The regional project will also build on FAO’s technical expertise and ongoing restoration programmes such as an Acacia operations and Action Against

Desertification project in support of Africa’s Great Green Wall, to combat desertification and climate change.

Dr Haile-Gabriel, however, said the new paradigm should be that “peoples and their livelihoods should be at the centre of initiatives.

Farmers and farmer organisations are key towards achieving the AFR100 restoration ambitions”.

The Chief Executive Officer of the African Union Development Authority, Dr Ibrahim Assane Mayaki, in a speech read on his behalf, said forest landscape restoration was more than planting of trees; it included sustainability.

Effects

The Minister of Environment, Science, Technology and Innovation, Prof. Kwabena Frimpong-Boateng, said while Africa was not a major contributor to climate change, it bore the brunt of its effects.

He said there were millions of youth across the continent with ideas that could solve its problems but the continent spent more than $4 billion in recruiting expatriates, while 250,000 equally qualified Africans left the continent annually to work for pittance.

“When it comes to the restoration of lands and forest, it is not about tree planting.
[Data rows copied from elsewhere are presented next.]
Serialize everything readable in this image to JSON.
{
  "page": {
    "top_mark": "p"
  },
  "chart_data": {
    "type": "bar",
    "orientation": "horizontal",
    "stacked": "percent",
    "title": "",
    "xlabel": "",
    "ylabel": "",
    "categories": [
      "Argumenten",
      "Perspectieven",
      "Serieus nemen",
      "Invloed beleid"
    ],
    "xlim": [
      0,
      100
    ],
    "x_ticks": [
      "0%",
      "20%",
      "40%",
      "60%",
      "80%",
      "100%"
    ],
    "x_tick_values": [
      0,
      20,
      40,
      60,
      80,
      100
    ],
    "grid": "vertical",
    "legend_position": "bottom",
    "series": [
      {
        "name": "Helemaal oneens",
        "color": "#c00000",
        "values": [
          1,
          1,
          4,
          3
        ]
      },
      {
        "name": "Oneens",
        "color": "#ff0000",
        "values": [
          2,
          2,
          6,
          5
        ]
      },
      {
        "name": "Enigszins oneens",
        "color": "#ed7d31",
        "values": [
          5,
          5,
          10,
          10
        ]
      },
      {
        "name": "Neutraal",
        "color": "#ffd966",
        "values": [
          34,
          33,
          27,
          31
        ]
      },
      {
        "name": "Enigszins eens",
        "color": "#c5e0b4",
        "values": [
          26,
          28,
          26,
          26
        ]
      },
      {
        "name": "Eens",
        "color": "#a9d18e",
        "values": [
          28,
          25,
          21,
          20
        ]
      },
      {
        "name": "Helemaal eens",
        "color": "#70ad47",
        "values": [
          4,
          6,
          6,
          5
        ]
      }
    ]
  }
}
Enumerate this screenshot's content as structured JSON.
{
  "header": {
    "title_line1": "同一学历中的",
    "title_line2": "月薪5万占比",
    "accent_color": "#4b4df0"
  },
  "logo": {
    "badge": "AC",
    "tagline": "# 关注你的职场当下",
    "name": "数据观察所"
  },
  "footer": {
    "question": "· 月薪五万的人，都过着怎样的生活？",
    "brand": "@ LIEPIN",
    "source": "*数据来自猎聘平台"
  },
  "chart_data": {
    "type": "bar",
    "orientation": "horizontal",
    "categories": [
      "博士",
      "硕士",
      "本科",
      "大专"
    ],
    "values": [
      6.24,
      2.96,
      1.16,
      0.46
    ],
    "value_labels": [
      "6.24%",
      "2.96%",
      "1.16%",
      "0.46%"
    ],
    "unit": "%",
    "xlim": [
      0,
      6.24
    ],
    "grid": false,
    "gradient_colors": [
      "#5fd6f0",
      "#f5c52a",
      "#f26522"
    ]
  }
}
If you degrade an area of forest, you cannot imagine what you have lost. It includes the vipers, fungi and insects that are in there. Until penicillin was discovered, people were dying from simple infections.

The antibiotic was developed from mould, something insignificant,” the minister said.

According to Prof. Frimpong-Boateng, the world’s pharmacy and supermarkets were products of the forest, hence it was necessary to save the forest from further destruction.